Mit Tieren kommunizieren? Laut Energetikern machbar, für Ulrich Berger „Kundentäuschung“
Der "Anstrich von Wissenschaftlichkeit" gefällt Kritikern gar nicht.

Wenn sich Ulrich Berger das Kursangebot des WIFI (Wirtschaftsförderungsinstitut) ansieht, ärgert er sich. Berger ist Mathematiker und Präsident der Gesellschaft für kritisches Denken. Er vertraut auf Zahlen und Fakten. Bei Kursen wie "energetische Tierkommunikation" stellen sich seine Haare auf. "Ich habe ein Faible für die Wissenschaft. Humbug ist mein natürlicher Feind", sagt er. Dass dieser "Humbug" auch noch staatlich gefördert wird, kann er nicht verstehen.

Trendige Kurse

Die Nachfrage nach den Kursen ist allerdings da – in sieben Bundesländern bietet das WIFI Energetik-Ausbildungen an. Astrologie-Angebote gibt es übrigens nicht mehr. Auffallend stark vertreten ist das Thema Energetik in Oberösterreich. "Wir wollen ein kleines, feines Angebot bieten", sagt Produktmanager Stefan Wahlmüller vom WIFI OÖ. Welche Kurse in den Kursplan kommen, bestimmt die Nachfrage. "Wir recherchieren durch Marktforschung, was trendig ist, was die Leute wollen." Das Angebot müsse aber seriös sein, betont er.

Angeboten wird unter anderem "Mantanka – in den Mokassins eines anderen gehen". "Das ist nicht wissenschaftlich belegt.

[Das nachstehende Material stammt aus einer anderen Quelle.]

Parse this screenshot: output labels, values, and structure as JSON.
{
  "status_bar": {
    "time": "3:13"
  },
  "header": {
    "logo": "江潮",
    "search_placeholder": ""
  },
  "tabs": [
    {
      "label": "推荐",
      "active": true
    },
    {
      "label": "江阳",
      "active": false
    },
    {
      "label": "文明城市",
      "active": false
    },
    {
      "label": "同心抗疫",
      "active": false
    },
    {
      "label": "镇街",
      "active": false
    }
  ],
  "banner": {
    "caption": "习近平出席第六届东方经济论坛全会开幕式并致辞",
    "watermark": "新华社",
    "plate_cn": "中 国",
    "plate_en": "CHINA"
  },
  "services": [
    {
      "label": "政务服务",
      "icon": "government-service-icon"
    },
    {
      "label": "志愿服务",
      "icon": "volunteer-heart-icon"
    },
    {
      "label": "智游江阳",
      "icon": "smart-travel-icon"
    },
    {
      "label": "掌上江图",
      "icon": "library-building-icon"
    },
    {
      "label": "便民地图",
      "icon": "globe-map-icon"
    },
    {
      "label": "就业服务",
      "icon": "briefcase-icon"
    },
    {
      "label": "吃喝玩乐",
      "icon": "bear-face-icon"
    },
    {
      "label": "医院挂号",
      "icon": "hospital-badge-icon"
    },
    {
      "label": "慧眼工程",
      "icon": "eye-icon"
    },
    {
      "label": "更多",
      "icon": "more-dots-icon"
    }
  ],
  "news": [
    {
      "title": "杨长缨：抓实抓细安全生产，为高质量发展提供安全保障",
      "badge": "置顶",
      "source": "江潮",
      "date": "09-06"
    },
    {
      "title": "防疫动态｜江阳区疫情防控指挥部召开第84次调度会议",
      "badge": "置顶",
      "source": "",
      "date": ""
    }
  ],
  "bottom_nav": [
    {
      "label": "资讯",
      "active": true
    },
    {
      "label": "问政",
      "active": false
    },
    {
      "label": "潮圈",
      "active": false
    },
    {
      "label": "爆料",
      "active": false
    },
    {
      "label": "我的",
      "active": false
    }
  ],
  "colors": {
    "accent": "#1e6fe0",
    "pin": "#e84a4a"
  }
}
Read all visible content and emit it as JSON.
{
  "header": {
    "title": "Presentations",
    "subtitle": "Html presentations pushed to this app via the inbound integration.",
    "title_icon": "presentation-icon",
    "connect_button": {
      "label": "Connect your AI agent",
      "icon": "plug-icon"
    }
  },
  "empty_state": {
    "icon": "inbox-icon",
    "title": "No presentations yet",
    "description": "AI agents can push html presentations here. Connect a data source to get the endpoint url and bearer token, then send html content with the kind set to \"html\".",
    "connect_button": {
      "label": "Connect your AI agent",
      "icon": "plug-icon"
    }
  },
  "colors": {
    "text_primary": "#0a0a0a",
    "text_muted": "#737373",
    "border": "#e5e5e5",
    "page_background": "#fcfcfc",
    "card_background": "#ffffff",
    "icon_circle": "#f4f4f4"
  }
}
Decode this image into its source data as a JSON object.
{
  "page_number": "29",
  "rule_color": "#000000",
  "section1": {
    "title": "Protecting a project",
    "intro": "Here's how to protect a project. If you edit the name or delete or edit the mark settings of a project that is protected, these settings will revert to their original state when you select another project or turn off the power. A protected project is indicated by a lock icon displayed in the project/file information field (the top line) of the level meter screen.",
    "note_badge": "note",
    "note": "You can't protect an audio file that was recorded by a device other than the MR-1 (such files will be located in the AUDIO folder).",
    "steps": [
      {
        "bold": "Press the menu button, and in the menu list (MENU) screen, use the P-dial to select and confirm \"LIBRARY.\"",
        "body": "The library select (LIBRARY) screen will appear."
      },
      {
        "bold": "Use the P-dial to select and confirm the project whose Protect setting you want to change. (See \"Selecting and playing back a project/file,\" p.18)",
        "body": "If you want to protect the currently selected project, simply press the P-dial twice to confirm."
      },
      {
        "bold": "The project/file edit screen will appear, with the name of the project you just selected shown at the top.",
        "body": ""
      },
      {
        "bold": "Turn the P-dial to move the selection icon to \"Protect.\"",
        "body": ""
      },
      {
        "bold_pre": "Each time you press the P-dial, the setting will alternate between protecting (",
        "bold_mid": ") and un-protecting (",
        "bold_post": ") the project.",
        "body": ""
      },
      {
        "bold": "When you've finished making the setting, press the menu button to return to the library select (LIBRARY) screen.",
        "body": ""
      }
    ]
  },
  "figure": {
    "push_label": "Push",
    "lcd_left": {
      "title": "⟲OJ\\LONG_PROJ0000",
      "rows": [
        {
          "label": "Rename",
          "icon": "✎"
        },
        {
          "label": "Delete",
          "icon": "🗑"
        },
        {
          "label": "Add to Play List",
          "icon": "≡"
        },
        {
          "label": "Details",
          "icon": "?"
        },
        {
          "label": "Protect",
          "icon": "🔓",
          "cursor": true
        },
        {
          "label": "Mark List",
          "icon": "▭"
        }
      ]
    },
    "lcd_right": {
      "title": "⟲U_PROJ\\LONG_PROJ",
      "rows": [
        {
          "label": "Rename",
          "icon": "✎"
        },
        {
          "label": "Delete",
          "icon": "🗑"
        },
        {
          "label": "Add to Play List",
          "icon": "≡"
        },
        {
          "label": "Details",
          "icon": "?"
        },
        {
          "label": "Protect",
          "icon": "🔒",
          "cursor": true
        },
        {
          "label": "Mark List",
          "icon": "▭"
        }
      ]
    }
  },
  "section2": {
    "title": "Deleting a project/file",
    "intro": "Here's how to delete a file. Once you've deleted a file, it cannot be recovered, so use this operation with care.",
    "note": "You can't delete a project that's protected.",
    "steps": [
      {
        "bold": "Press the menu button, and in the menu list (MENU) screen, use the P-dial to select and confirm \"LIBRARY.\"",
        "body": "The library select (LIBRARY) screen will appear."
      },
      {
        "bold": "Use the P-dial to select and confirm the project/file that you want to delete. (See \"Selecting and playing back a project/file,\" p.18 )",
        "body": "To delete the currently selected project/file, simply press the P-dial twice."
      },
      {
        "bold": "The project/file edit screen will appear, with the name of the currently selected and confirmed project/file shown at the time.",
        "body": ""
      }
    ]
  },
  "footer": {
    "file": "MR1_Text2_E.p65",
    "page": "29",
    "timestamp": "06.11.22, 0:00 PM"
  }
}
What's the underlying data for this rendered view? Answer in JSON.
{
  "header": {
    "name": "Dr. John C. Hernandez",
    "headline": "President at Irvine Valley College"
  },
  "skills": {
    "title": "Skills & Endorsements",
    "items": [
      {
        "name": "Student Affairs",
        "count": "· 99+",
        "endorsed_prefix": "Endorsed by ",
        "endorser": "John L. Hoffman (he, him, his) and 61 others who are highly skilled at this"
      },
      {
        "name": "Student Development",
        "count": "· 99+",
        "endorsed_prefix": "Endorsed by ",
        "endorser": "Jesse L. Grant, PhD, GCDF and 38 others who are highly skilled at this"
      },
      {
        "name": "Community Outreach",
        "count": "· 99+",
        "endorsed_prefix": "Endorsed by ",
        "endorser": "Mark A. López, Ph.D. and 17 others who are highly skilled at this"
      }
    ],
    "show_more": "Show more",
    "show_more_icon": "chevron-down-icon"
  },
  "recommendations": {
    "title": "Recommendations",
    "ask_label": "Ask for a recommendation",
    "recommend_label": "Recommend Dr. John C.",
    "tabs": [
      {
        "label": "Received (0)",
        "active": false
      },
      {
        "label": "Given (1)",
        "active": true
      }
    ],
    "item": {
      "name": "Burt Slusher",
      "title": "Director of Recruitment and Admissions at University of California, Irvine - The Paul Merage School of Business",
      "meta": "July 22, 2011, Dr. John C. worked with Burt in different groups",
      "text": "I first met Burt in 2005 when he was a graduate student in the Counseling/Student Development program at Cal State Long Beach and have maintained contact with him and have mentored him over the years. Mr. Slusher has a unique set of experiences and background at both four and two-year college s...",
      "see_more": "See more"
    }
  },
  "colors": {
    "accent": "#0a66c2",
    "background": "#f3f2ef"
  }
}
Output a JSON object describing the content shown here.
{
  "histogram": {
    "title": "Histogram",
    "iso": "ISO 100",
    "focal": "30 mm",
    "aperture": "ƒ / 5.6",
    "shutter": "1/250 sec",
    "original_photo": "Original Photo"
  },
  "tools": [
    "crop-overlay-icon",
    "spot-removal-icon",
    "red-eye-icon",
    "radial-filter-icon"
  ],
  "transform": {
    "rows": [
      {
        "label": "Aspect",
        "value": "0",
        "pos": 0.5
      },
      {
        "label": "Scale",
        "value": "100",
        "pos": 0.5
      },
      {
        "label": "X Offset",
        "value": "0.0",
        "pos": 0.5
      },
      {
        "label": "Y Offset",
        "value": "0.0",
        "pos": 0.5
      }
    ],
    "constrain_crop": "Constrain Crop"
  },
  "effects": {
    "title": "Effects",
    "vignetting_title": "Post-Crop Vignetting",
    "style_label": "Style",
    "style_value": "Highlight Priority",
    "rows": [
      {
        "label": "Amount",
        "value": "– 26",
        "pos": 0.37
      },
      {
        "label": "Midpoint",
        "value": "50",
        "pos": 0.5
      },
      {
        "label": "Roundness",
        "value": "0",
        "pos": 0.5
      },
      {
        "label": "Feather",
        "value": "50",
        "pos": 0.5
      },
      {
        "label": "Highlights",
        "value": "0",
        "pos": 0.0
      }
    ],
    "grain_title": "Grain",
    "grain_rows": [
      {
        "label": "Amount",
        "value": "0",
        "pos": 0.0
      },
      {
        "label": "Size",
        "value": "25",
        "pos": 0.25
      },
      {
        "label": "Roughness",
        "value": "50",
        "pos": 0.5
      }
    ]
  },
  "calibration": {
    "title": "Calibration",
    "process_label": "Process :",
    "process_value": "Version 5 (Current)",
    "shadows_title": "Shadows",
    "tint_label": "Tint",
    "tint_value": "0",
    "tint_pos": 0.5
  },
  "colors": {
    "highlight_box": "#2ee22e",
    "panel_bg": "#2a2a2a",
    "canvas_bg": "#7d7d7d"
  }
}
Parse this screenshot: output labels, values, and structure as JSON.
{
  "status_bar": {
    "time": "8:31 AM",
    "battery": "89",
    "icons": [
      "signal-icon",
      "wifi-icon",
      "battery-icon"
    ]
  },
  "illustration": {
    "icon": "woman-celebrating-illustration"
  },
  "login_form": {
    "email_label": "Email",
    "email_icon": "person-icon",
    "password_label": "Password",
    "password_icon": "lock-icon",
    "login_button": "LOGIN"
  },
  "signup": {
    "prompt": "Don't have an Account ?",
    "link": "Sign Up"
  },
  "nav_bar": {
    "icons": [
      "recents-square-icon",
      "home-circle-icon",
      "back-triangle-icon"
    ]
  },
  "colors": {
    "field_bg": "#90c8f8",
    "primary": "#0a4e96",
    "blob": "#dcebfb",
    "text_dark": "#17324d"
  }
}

Da geht es um das Bauchgefühl", erklärt Wahlmüller.

Ein Begriff, bei dem Mathematiker Berger wohl eher Bauchweh bekommt. "Das Problem bei solchen Kursen ist: Hier bekommt man teilweise Anleitungen zur Täuschung und Selbsttäuschungen. Man lernt, den Leuten effektiv für Nichts das Geld aus der Tasche zu ziehen." Genauso verhalte es sich bei der Tiertelepathie: "Was man hier lernt, ist, seine eigenen Empfindungen als die des Haustieres wahrzunehmen. Das ist Kundentäuschung."

Die Nachfrage nach Energetik und Esoterik wächst dennoch. "Aktuell haben wir allein in Wien 2500 Humanenergetiker. Auch deshalb, weil der Trend zur Selbsthilfe und Selbstheilung zunimmt", erklärt Berufsgruppensprecher Herbert Lechner. Kritik an seinem Beruf ist er gewöhnt. "Wir lassen diese Menschen in ihrem Glauben, sie sind veränderungsresistent. Das wäre vergebene Liebesmüh’." Manches lasse sich wissenschaftlich eben nicht erklären. "So gesehen müssen wir auch alle Kruzifixe abnehmen."

Das Energetiker-Gewerbe ist frei zugänglich. Ausbildungen dazu muss man keine vorweisen. "Theoretisch kann ich einfach so, weil mir langweilig ist, den Gewerbeschein dafür lösen", gibt Lechner zu. "Aber ich kenne keinen, der das aus Jux und Tollerei gemacht hat."

Zudem gebe es Standesregeln. Teufelsaustreiber etwa hätten in der Berufsgruppe nichts verloren. "Das sind nicht unsere Methoden." Im Bedarfsfall wird die Gewerbeberechtigung entzogen. "Heuer ist das nur ein Mal passiert.

Medizin-kritisch

"Das Esoterik-Angebot wird laufend mehr", beobachtet Ulrike Schiesser, Expertin der Bundesstelle für Sektenfragen. Bedenklich findet sie, dass die Community oft eine Medizin-kritische Einstellung hätte. "Viele finden Impfen gefährlich, in manchen Theorien gibt es gar keine Krankheiten wie Aids. Und ich kenne Fälle, da wurden Präparate gegen Diabetes oder Herzmedikamente ausgependelt", erklärt sie. Mittlerweile habe es in Österreich auch schon zwei dokumentierte Fälle gegeben, in denen Kindern bei Erkrankungen Chlorbleiche zum Trinken verabreicht worden sei – zur Reinigung.

Die verschwommene Abgrenzung zu medizinischen Behandlungen ist auch Mathematiker Berger ein Dorn im Auge. "Da wird zum Beispiel Kinesiologie als Diagnose-System angewandt, basierend auf Muskeltests. Dabei handelt es sich aber um willkürliche Reaktionen, die manipulierbar sind", gibt Berger zu bedenken.

"Durch Kurse am WIFI bekommt das alles einen Anstrich von Wissenschaftlichkeit und Qualitätskontrolle, die es gar nicht gibt. Die Leute sind der Meinung, wenn so etwas am WIFI angeboten wird, muss es Hand und Fuß haben", sagt Schiesser. Esoterik-Kursleiter würden auch ganz bewusst damit werben, dass sie am WIFI unterrichten.